What’s the key to getting your first ecommerce sales ever? That’s a burning question for every newcomer to online business. And even though there isn’t (and can’t be) a 100% universal answer, it can be really helpful to ask other ecommerce store owners about their strategies. That’s exactly what we’re doing today together with our awesome guest!
Hi, please introduce yourself!
Hey, I’m Carl Payne, 37, from the USA, currently residing in the Philippines and Thailand. My primary background is military – I spent almost 10 years in service.
After that, I graduated from The Art Institute of Atlanta, and Sae Institute of Atlanta: I studied Audio Engineering and Visual Effects with animation. These days, I’m an owner of a digital marketing agency, Monami Team LLC – we help people start and grow their online business.
Film is my biggest hobby. I enjoy creating short films with my wife: we replace the actors in popular TV shows with ourselves, just for fun.
Interestingly, this love for visual effects was something that prompted my first ecommerce efforts ever. We originally started our first store to earn money for my son’s short films back in 2014. With that gig, we were able to earn enough to buy his camera, his computer and software for visual effects.
How did this ecommerce journey begin, exactly?

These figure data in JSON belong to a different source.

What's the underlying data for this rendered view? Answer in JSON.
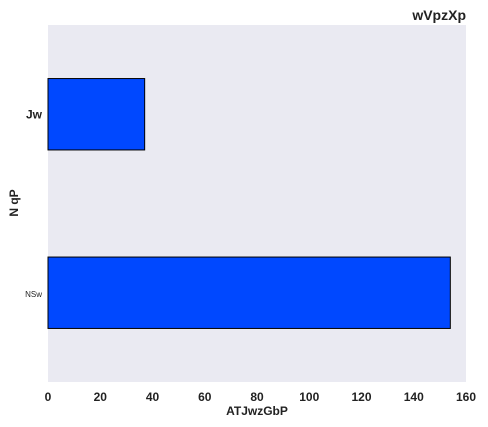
{
  "chart_data": {
    "type": "bar",
    "orientation": "horizontal",
    "title": "wVpzXp",
    "xlabel": "ATJwzGbP",
    "ylabel": "N  qP",
    "categories": [
      "Jw",
      "NSw"
    ],
    "values": [
      37,
      154
    ],
    "xlim": [
      0,
      160
    ],
    "xticks": [
      0,
      20,
      40,
      60,
      80,
      100,
      120,
      140,
      160
    ],
    "grid": false,
    "bar_color": "#0048ff",
    "background_color": "#eaeaf2"
  }
}
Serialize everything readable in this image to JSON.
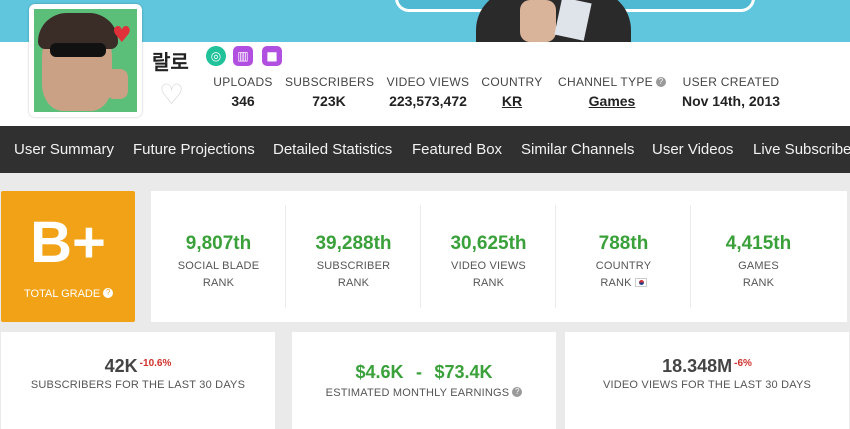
{
  "channel": {
    "name": "랄로",
    "icons": [
      "target-icon",
      "chart-icon",
      "video-icon"
    ]
  },
  "stats": {
    "uploads": {
      "label": "UPLOADS",
      "value": "346"
    },
    "subscribers": {
      "label": "SUBSCRIBERS",
      "value": "723K"
    },
    "video_views": {
      "label": "VIDEO VIEWS",
      "value": "223,573,472"
    },
    "country": {
      "label": "COUNTRY",
      "value": "KR"
    },
    "channel_type": {
      "label": "CHANNEL TYPE",
      "value": "Games"
    },
    "user_created": {
      "label": "USER CREATED",
      "value": "Nov 14th, 2013"
    }
  },
  "nav": [
    "User Summary",
    "Future Projections",
    "Detailed Statistics",
    "Featured Box",
    "Similar Channels",
    "User Videos",
    "Live Subscriber"
  ],
  "grade": {
    "value": "B+",
    "label": "TOTAL GRADE"
  },
  "ranks": [
    {
      "value": "9,807th",
      "line1": "SOCIAL BLADE",
      "line2": "RANK"
    },
    {
      "value": "39,288th",
      "line1": "SUBSCRIBER",
      "line2": "RANK"
    },
    {
      "value": "30,625th",
      "line1": "VIDEO VIEWS",
      "line2": "RANK"
    },
    {
      "value": "788th",
      "line1": "COUNTRY",
      "line2": "RANK"
    },
    {
      "value": "4,415th",
      "line1": "GAMES",
      "line2": "RANK"
    }
  ],
  "cards": {
    "subs30": {
      "value": "42K",
      "change": "-10.6%",
      "label": "SUBSCRIBERS FOR THE LAST 30 DAYS"
    },
    "earnings": {
      "low": "$4.6K",
      "sep": "-",
      "high": "$73.4K",
      "label": "ESTIMATED MONTHLY EARNINGS"
    },
    "views30": {
      "value": "18.348M",
      "change": "-6%",
      "label": "VIDEO VIEWS FOR THE LAST 30 DAYS"
    }
  },
  "colors": {
    "grade_bg": "#f1a217",
    "rank_green": "#3aa13a",
    "nav_bg": "#303030",
    "decline_red": "#d0302a"
  }
}
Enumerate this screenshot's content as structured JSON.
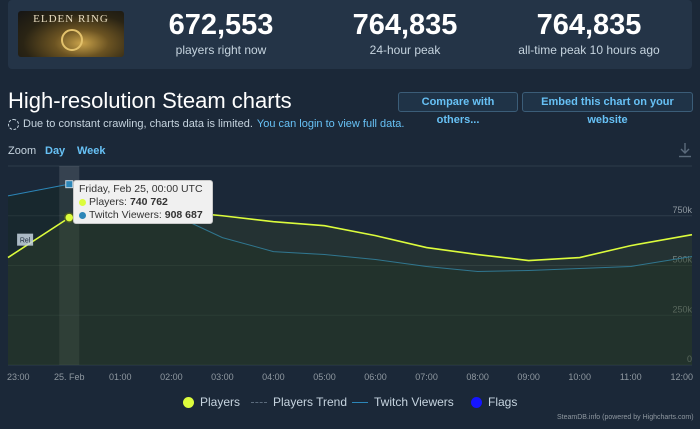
{
  "header": {
    "game_logo_text": "ELDEN RING",
    "stats": [
      {
        "value": "672,553",
        "label": "players right now"
      },
      {
        "value": "764,835",
        "label": "24-hour peak"
      },
      {
        "value": "764,835",
        "label": "all-time peak 10 hours ago"
      }
    ]
  },
  "page": {
    "title": "High-resolution Steam charts",
    "compare_button": "Compare with others...",
    "embed_button": "Embed this chart on your website",
    "notice_text": "Due to constant crawling, charts data is limited.",
    "notice_link": "You can login to view full data."
  },
  "zoom": {
    "label": "Zoom",
    "options": [
      "Day",
      "Week"
    ]
  },
  "tooltip": {
    "date": "Friday, Feb 25, 00:00 UTC",
    "players_label": "Players:",
    "players_value": "740 762",
    "twitch_label": "Twitch Viewers:",
    "twitch_value": "908 687"
  },
  "flag_label": "Rel",
  "legend": {
    "players": "Players",
    "trend": "Players Trend",
    "twitch": "Twitch Viewers",
    "flags": "Flags"
  },
  "credit": "SteamDB.info (powered by Highcharts.com)",
  "chart_data": {
    "type": "line",
    "x_tick_labels": [
      "23:00",
      "25. Feb",
      "01:00",
      "02:00",
      "03:00",
      "04:00",
      "05:00",
      "06:00",
      "07:00",
      "08:00",
      "09:00",
      "10:00",
      "11:00",
      "12:00"
    ],
    "y_tick_labels": [
      "0",
      "250k",
      "500k",
      "750k"
    ],
    "ylim": [
      0,
      1000000
    ],
    "x_hours_range": [
      -1.2,
      12.2
    ],
    "colors": {
      "players": "#dcfc3c",
      "twitch": "#2c86b8",
      "trend": "#5b6b7c",
      "flags": "#1515ff",
      "grid": "#2e3c4a"
    },
    "series": [
      {
        "name": "Players",
        "x": [
          -1.2,
          0,
          1,
          2,
          3,
          4,
          5,
          6,
          7,
          8,
          9,
          10,
          11,
          12.2
        ],
        "y": [
          540000,
          740762,
          770000,
          775000,
          750000,
          720000,
          700000,
          650000,
          590000,
          555000,
          525000,
          540000,
          600000,
          655000
        ]
      },
      {
        "name": "Twitch Viewers",
        "x": [
          -1.2,
          0,
          1,
          2,
          3,
          4,
          5,
          6,
          7,
          8,
          9,
          10,
          11,
          12.2
        ],
        "y": [
          850000,
          908687,
          880000,
          760000,
          640000,
          570000,
          555000,
          530000,
          495000,
          470000,
          475000,
          485000,
          495000,
          545000
        ]
      }
    ],
    "highlighted_x": 0
  }
}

I started working with ecommerce via WordPress about 8 years ago. As I mentioned, it began with helping my son start his own business when he was 12. After that I started helping friends and family set up their business, and online schools.
Over several years, I have spent countless hours helping everyone else. At some point, my wife told me to put my skills together and do something for myself this time.
I enjoy it! Building websites is fun for me. I love the challenge especially when something breaks and I have to figure out how to fix it.
Tell us more about your stores!
Currently, I have 4 stores. My stores and my domain names are very niche-targeted.
For example, I have a pet supplies store for dog owners, so there are about 118 products from the Sellvia catalog.
There’s also an upcoming project – a store for vegans that will launch next month. It will sell health and wellness items from Sellvia like essential oils, yoga mats, bath salts – very Zen type products.
Why Sellvia? What made you choose it as a supplier?
I discovered it while looking for a dropshipping warehouse located in the USA. That was enough for me to try. Other places that I reviewed just had very long shipping times. Customers don’t like to wait. Long shipping times mean canceled orders and low conversions.
The pet supplies store is super new, but I had my first sale within 12 hours of doing my first test – and so, the Sellvia products do sell!
Wow! What steps did you take to start making ecommerce sales?
Building a store is quick: it takes about 1-2 days. However, setting it up properly takes time. I like to take the time to compress each product image and rename the image files to give them the actual names of the products. Also, I like to change the descriptions of each item so that it’s different from others on the search engines, then I take the time to optimize my site until I can get an A+ rating on Gtmetrix.
I spend a lot of time on design, especially on my shop, cart, and checkout pages.
Taking time to customize these 3 pages is very important. I want my website visitors to feel like they’re visiting a new site, and not the same site they’ve seen over and over again.
Once all of this is done, which is somewhere around 21 days later (for me), then managing a store takes about 1 hour twice a day. In these 2 hours/day, I check for orders, check ads to see what’s working and what’s not, review emails if there are any, and update Sellvia products.
How are you promoting your products to make these ecommerce sales happen?
For the pet products store, it’s Facebook and Instagram ads – they work well for gaining web traffic. In terms of demographics, I targeted the ads at women aged 55+ with birthdays in the present month. I also tried TikTok and Google Ads for conversions, but they turned out to be expensive. In my experience, Google Ads convert, but with a low profit margin due to the cost of the ads.
Presently, I am not running ads on the site because I am still updating product descriptions, completing the SEO work and setting up social media accounts to drive organic traffic to the store.
However, I am overly positive that within 24 hours of running ads the store will generate conversions (sales) even in its current state.
Taking the additional time to set things up will decrease the amount of money you need to invest into ads.
How did ecommerce change your life, overall?
So many new opportunities!
I’ve secured some nice contracts for web development and store creation that has really helped me and my family a lot. I’m a nomad 😀 My wife and I travel the world with our daughter. We pretty much live in Airbnbs. My laptop is my office!
Isn’t that awesome? Thanks to his extensive and well-targeted efforts, Carl is able to generate ecommerce sales quite quickly even with completely new stores. Wouldn’t you love to try his strategy, too, and see how far it will take you?